Maikel Moreno, the president of Venezuela's Supreme Court, and among those sanctioned by the us government, said Friday that Trump's executive order was an attempt to impose its authority over Venezuela's institutions and compromise the judicial branch's independence.
She said the order was one more example of US attempts to destabilize Venezuela's government, adding that Maduro strongly backs the Supreme Court magistrates who are "victims of USA imperial power".
The remarks come a day after the Trump administration slapped sanctions against eight members of Venezuela's Supreme Court, accusing them of damaging the nation's democracy.
"You sort of have to wonder: Why is that happening?"
According to BBC news agency, beyond the freezing of assets those judges could have in the United States, the sanctions suppose a symbolic and political endorsement of the administration of Donald Trump to the Venezuelan extreme right opposition that seeks to destabilize the Bolivarian government.
The sanctions imposed by the US Treasury include the freeze of any assets that the judges may have in the US, barring them from entering the country, and prohibiting US citizens from doing business with them.

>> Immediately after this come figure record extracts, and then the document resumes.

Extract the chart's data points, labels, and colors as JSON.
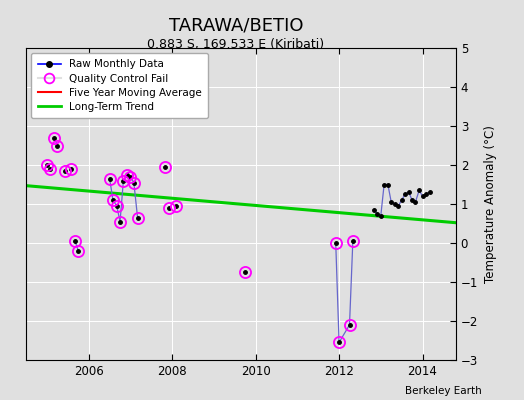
{
  "title": "TARAWA/BETIO",
  "subtitle": "0.883 S, 169.533 E (Kiribati)",
  "ylabel": "Temperature Anomaly (°C)",
  "credit": "Berkeley Earth",
  "ylim": [
    -3,
    5
  ],
  "xlim": [
    2004.5,
    2014.8
  ],
  "yticks": [
    -3,
    -2,
    -1,
    0,
    1,
    2,
    3,
    4,
    5
  ],
  "xticks": [
    2006,
    2008,
    2010,
    2012,
    2014
  ],
  "bg_color": "#e0e0e0",
  "fig_color": "#e0e0e0",
  "connected_segments": [
    [
      [
        2005.17,
        2.7
      ],
      [
        2005.25,
        2.5
      ]
    ],
    [
      [
        2005.67,
        0.05
      ],
      [
        2005.75,
        -0.2
      ]
    ],
    [
      [
        2006.5,
        1.65
      ],
      [
        2006.58,
        1.1
      ],
      [
        2006.67,
        0.95
      ],
      [
        2006.75,
        0.55
      ],
      [
        2006.83,
        1.6
      ],
      [
        2006.92,
        1.75
      ],
      [
        2007.0,
        1.7
      ],
      [
        2007.08,
        1.55
      ],
      [
        2007.17,
        0.65
      ]
    ],
    [
      [
        2011.92,
        0.0
      ],
      [
        2012.0,
        -2.55
      ],
      [
        2012.25,
        -2.1
      ],
      [
        2012.33,
        0.05
      ]
    ],
    [
      [
        2012.83,
        0.85
      ],
      [
        2012.92,
        0.75
      ],
      [
        2013.0,
        0.7
      ],
      [
        2013.08,
        1.5
      ],
      [
        2013.17,
        1.5
      ],
      [
        2013.25,
        1.05
      ],
      [
        2013.33,
        1.0
      ],
      [
        2013.42,
        0.95
      ],
      [
        2013.5,
        1.1
      ],
      [
        2013.58,
        1.25
      ],
      [
        2013.67,
        1.3
      ],
      [
        2013.75,
        1.1
      ],
      [
        2013.83,
        1.05
      ],
      [
        2013.92,
        1.35
      ],
      [
        2014.0,
        1.2
      ],
      [
        2014.08,
        1.25
      ],
      [
        2014.17,
        1.3
      ]
    ]
  ],
  "isolated_points": [
    [
      2005.0,
      2.0
    ],
    [
      2005.08,
      1.9
    ],
    [
      2005.42,
      1.85
    ],
    [
      2005.58,
      1.9
    ],
    [
      2007.83,
      1.95
    ],
    [
      2007.92,
      0.9
    ],
    [
      2008.08,
      0.95
    ],
    [
      2009.75,
      -0.75
    ]
  ],
  "qc_fail_points": [
    [
      2005.0,
      2.0
    ],
    [
      2005.08,
      1.9
    ],
    [
      2005.17,
      2.7
    ],
    [
      2005.25,
      2.5
    ],
    [
      2005.42,
      1.85
    ],
    [
      2005.58,
      1.9
    ],
    [
      2005.67,
      0.05
    ],
    [
      2005.75,
      -0.2
    ],
    [
      2006.5,
      1.65
    ],
    [
      2006.58,
      1.1
    ],
    [
      2006.67,
      0.95
    ],
    [
      2006.75,
      0.55
    ],
    [
      2006.83,
      1.6
    ],
    [
      2006.92,
      1.75
    ],
    [
      2007.0,
      1.7
    ],
    [
      2007.08,
      1.55
    ],
    [
      2007.17,
      0.65
    ],
    [
      2007.83,
      1.95
    ],
    [
      2007.92,
      0.9
    ],
    [
      2008.08,
      0.95
    ],
    [
      2009.75,
      -0.75
    ],
    [
      2011.92,
      0.0
    ],
    [
      2012.0,
      -2.55
    ],
    [
      2012.25,
      -2.1
    ],
    [
      2012.33,
      0.05
    ]
  ],
  "trend_x": [
    2004.5,
    2014.8
  ],
  "trend_y": [
    1.47,
    0.52
  ],
  "raw_line_color": "#6666cc",
  "raw_dot_color": "black",
  "qc_color": "magenta",
  "trend_color": "#00cc00",
  "moving_avg_color": "red",
  "title_fontsize": 13,
  "subtitle_fontsize": 9,
  "tick_fontsize": 8.5,
  "ylabel_fontsize": 8.5
}
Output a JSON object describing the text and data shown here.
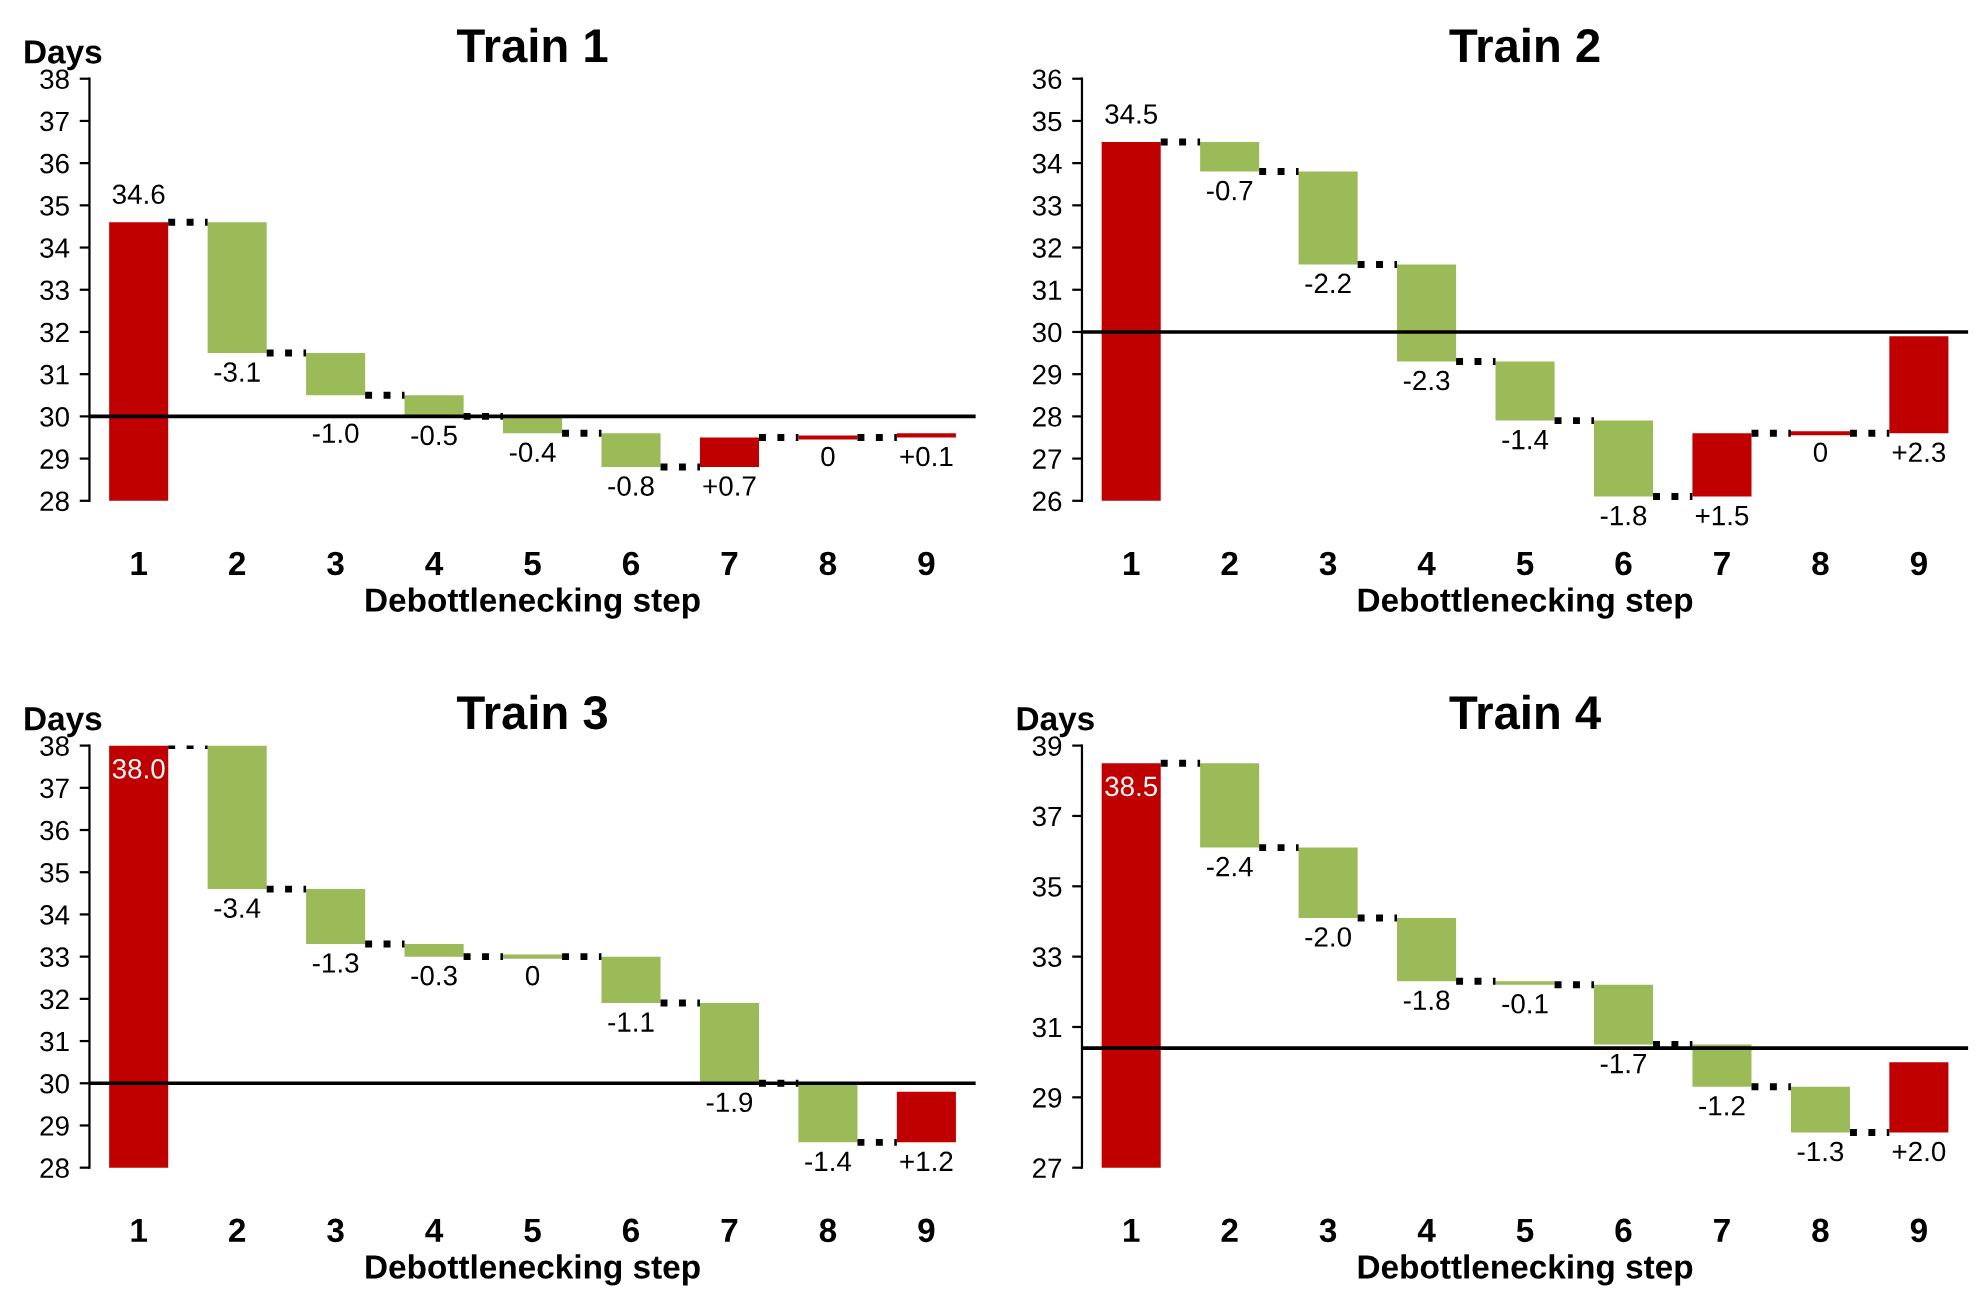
{
  "chart_data": [
    {
      "type": "bar",
      "title": "Train 1",
      "xlabel": "Debottlenecking step",
      "ylabel": "Days",
      "categories": [
        "1",
        "2",
        "3",
        "4",
        "5",
        "6",
        "7",
        "8",
        "9"
      ],
      "values": [
        34.6,
        -3.1,
        -1.0,
        -0.5,
        -0.4,
        -0.8,
        0.7,
        0,
        0.1
      ],
      "base": [
        0,
        34.6,
        31.5,
        30.5,
        30.0,
        29.6,
        28.8,
        29.5,
        29.5
      ],
      "colors": [
        "#c00000",
        "#9bbb59",
        "#9bbb59",
        "#9bbb59",
        "#9bbb59",
        "#9bbb59",
        "#c00000",
        "#c00000",
        "#c00000"
      ],
      "value_labels": [
        "34.6",
        "-3.1",
        "-1.0",
        "-0.5",
        "-0.4",
        "-0.8",
        "+0.7",
        "0",
        "+0.1"
      ],
      "ylim": [
        28,
        38
      ],
      "yticks": [
        28,
        29,
        30,
        31,
        32,
        33,
        34,
        35,
        36,
        37,
        38
      ],
      "ref_lines": [
        {
          "axis": "y",
          "value": 30,
          "color": "#000000"
        }
      ],
      "grid": false,
      "legend": false
    },
    {
      "type": "bar",
      "title": "Train 2",
      "xlabel": "Debottlenecking step",
      "categories": [
        "1",
        "2",
        "3",
        "4",
        "5",
        "6",
        "7",
        "8",
        "9"
      ],
      "values": [
        34.5,
        -0.7,
        -2.2,
        -2.3,
        -1.4,
        -1.8,
        1.5,
        0,
        2.3
      ],
      "base": [
        0,
        34.5,
        33.8,
        31.6,
        29.3,
        27.9,
        26.1,
        27.6,
        27.6
      ],
      "colors": [
        "#c00000",
        "#9bbb59",
        "#9bbb59",
        "#9bbb59",
        "#9bbb59",
        "#9bbb59",
        "#c00000",
        "#c00000",
        "#c00000"
      ],
      "value_labels": [
        "34.5",
        "-0.7",
        "-2.2",
        "-2.3",
        "-1.4",
        "-1.8",
        "+1.5",
        "0",
        "+2.3"
      ],
      "ylim": [
        26,
        36
      ],
      "yticks": [
        26,
        27,
        28,
        29,
        30,
        31,
        32,
        33,
        34,
        35,
        36
      ],
      "ref_lines": [
        {
          "axis": "y",
          "value": 30,
          "color": "#000000"
        }
      ],
      "grid": false,
      "legend": false
    },
    {
      "type": "bar",
      "title": "Train 3",
      "xlabel": "Debottlenecking step",
      "ylabel": "Days",
      "categories": [
        "1",
        "2",
        "3",
        "4",
        "5",
        "6",
        "7",
        "8",
        "9"
      ],
      "values": [
        38.0,
        -3.4,
        -1.3,
        -0.3,
        0,
        -1.1,
        -1.9,
        -1.4,
        1.2
      ],
      "base": [
        0,
        38.0,
        34.6,
        33.3,
        33.0,
        33.0,
        31.9,
        30.0,
        28.6
      ],
      "colors": [
        "#c00000",
        "#9bbb59",
        "#9bbb59",
        "#9bbb59",
        "#9bbb59",
        "#9bbb59",
        "#9bbb59",
        "#9bbb59",
        "#c00000"
      ],
      "value_labels": [
        "38.0",
        "-3.4",
        "-1.3",
        "-0.3",
        "0",
        "-1.1",
        "-1.9",
        "-1.4",
        "+1.2"
      ],
      "ylim": [
        28,
        38
      ],
      "yticks": [
        28,
        29,
        30,
        31,
        32,
        33,
        34,
        35,
        36,
        37,
        38
      ],
      "ref_lines": [
        {
          "axis": "y",
          "value": 30,
          "color": "#000000"
        }
      ],
      "grid": false,
      "legend": false
    },
    {
      "type": "bar",
      "title": "Train 4",
      "xlabel": "Debottlenecking step",
      "ylabel": "Days",
      "categories": [
        "1",
        "2",
        "3",
        "4",
        "5",
        "6",
        "7",
        "8",
        "9"
      ],
      "values": [
        38.5,
        -2.4,
        -2.0,
        -1.8,
        -0.1,
        -1.7,
        -1.2,
        -1.3,
        2.0
      ],
      "base": [
        0,
        38.5,
        36.1,
        34.1,
        32.3,
        32.2,
        30.5,
        29.3,
        28.0
      ],
      "colors": [
        "#c00000",
        "#9bbb59",
        "#9bbb59",
        "#9bbb59",
        "#9bbb59",
        "#9bbb59",
        "#9bbb59",
        "#9bbb59",
        "#c00000"
      ],
      "value_labels": [
        "38.5",
        "-2.4",
        "-2.0",
        "-1.8",
        "-0.1",
        "-1.7",
        "-1.2",
        "-1.3",
        "+2.0"
      ],
      "ylim": [
        27,
        39
      ],
      "yticks": [
        27,
        29,
        31,
        33,
        35,
        37,
        39
      ],
      "ref_lines": [
        {
          "axis": "y",
          "value": 30.4,
          "color": "#000000"
        }
      ],
      "grid": false,
      "legend": false
    }
  ]
}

In issuing its sanctions ruling, the U.S. Treasury Department cited several court rulings since the opposition gained control of congress in 2016.
"We find the rising tensions in Venezuela very alarming, and incidents like that involving Mr. Capriles yesterday are unlikely to help reduce tensions", Zeid's spokesperson, Rupert Colville, told reporters in Geneva on Friday.
Venezuela's Supreme Court has always been filled with government loyalists.
Later in May, Elías José Jaua Milano, who was appointed president of the Commission for the National Constituent Assembly, said in an interview with RT Spanish that Venezuela's major opposition is not interested in taking part in free general elections, and is merely seeking ways to create chaos and violently oust President Nicholas Maduro from office.
There was no immediate reaction from the Maduro government, but in the past it has disputed that the country's justice system is politicized. A ruling by the court in late March stripping the opposition-controlled assembly of its remaining powers ignited a deadly wave of unrest.
"In Venezuela, we are on the verge of [a] humanitarian crisis", U.S. Ambassador Nikki Haley said in a statement.
The new sanctions come as Maduro is facing increasing worldwide pressure to hold elections. The Washington-based Organization of American States is holding a rare foreign ministers council session on the troubled South American nation later this month.
Hundreds of thousands of people have taken to the streets across Venezuela in protest against the Maduro's government, demanding elections, freedom for jailed activists, foreign aid and autonomy for the opposition-led legislature.
Maduro is pushing to resolve the crisis by convening a special assembly to rewrite the nation's constitution. He served time for murder 30 years ago and was implicated in at least two other murders yet continued to rise in Venezuela's murky security services.